OpenClaw Update Checker
PassAudited by ClawScan on May 1, 2026.
Overview
This skill coherently performs a read-only OpenClaw version check by reading local package metadata and querying the public npm registry.
This appears safe for its stated purpose. Before installing, note that it will make a public HTTPS request to npm and read OpenClaw's global package.json, and that the registry entry does not provide a source repository or homepage.
Findings (2)
Artifact-based informational review of SKILL.md, metadata, install specs, static scan signals, and capability signals. ClawScan does not execute the skill or run runtime probes.

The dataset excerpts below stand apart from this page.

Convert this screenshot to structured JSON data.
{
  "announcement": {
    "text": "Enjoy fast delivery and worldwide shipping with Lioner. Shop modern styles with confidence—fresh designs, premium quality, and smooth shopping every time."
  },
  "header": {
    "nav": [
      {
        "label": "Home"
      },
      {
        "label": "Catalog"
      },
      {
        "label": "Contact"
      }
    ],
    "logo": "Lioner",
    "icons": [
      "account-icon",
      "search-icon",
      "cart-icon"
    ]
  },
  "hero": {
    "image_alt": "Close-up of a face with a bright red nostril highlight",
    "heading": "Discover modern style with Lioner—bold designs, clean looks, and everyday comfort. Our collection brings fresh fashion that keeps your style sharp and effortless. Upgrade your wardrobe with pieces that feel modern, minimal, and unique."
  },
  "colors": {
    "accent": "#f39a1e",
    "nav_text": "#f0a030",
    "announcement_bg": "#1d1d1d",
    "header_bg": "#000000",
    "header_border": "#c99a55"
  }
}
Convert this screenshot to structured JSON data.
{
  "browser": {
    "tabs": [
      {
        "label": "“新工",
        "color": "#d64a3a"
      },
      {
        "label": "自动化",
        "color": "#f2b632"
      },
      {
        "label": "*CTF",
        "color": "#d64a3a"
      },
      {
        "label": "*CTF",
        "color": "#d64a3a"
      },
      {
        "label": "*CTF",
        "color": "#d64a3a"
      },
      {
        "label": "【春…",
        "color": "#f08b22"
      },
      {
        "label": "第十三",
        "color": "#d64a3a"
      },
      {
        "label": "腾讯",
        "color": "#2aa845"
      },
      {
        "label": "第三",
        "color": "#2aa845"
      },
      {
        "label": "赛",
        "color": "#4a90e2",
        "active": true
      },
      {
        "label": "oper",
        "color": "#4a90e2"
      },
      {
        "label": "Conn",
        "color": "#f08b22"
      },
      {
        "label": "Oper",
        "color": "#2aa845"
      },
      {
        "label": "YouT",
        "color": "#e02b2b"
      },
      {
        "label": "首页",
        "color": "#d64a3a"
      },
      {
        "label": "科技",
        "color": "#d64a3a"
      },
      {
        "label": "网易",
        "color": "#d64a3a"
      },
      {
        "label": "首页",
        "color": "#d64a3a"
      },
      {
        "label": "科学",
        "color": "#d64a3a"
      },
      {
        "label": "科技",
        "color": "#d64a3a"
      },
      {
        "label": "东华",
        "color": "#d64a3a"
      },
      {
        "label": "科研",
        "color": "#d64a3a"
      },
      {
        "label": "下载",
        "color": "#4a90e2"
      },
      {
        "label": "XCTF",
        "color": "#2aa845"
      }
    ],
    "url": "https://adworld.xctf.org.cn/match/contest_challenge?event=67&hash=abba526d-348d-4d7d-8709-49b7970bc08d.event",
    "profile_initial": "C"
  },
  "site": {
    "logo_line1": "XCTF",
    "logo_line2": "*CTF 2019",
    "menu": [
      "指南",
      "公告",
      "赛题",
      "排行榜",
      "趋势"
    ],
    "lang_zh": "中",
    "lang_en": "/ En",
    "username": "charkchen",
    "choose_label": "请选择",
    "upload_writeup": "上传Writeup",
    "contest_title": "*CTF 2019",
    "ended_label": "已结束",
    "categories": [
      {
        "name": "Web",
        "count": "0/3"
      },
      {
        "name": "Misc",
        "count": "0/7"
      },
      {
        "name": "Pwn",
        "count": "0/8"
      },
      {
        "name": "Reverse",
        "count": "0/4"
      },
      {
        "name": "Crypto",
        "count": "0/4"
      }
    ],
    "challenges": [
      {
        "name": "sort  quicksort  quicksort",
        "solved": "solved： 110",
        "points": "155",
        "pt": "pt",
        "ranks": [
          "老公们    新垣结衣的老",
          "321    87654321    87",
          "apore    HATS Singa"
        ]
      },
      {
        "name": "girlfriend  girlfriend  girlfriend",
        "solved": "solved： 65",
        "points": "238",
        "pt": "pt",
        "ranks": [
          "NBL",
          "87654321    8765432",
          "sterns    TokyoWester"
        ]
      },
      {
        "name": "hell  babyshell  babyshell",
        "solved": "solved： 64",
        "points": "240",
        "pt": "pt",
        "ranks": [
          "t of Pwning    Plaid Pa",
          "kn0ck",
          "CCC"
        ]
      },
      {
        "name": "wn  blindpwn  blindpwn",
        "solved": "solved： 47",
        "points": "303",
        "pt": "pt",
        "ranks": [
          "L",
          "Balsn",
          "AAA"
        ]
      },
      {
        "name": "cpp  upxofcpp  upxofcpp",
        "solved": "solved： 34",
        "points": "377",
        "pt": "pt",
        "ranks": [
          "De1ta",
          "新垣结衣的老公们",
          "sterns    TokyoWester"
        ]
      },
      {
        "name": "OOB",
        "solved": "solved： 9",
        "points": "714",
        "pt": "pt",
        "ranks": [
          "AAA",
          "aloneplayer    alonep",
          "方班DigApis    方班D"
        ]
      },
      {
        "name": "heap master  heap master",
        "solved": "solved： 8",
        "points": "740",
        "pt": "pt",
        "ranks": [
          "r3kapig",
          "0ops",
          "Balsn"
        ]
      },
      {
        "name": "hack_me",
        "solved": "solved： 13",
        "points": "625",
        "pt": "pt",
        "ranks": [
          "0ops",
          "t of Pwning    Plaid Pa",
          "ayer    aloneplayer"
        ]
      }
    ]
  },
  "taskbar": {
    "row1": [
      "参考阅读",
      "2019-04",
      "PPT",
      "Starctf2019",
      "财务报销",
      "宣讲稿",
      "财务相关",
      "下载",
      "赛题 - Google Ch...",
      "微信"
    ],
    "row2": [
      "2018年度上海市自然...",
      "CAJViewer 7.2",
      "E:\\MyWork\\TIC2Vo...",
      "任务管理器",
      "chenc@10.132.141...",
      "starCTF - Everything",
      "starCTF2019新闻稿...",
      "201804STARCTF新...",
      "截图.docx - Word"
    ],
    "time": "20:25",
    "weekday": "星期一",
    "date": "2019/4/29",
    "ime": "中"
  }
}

Running the skill will contact npm and inspect local OpenClaw package metadata, but the artifacts show no file writes or update actions.
The skill uses local file reads and an outbound registry request; these are clearly disclosed and aligned with checking the installed version against npm.
**File reads:** `/usr/lib/node_modules/openclaw/package.json` and `/usr/local/lib/node_modules/openclaw/package.json` ... **Network:** Single HTTPS GET to `https://registry.npmjs.org/openclaw`
Use it when you are comfortable with a public npm registry lookup; no extra permissions or credentials appear necessary.
There is less external provenance information than ideal, although the supplied source is short and consistent with the stated behavior.
The registry metadata does not provide an upstream source or homepage, so users must rely on the included artifacts for provenance review.
Source: unknown Homepage: none
Review the included script before installing if provenance matters in your environment.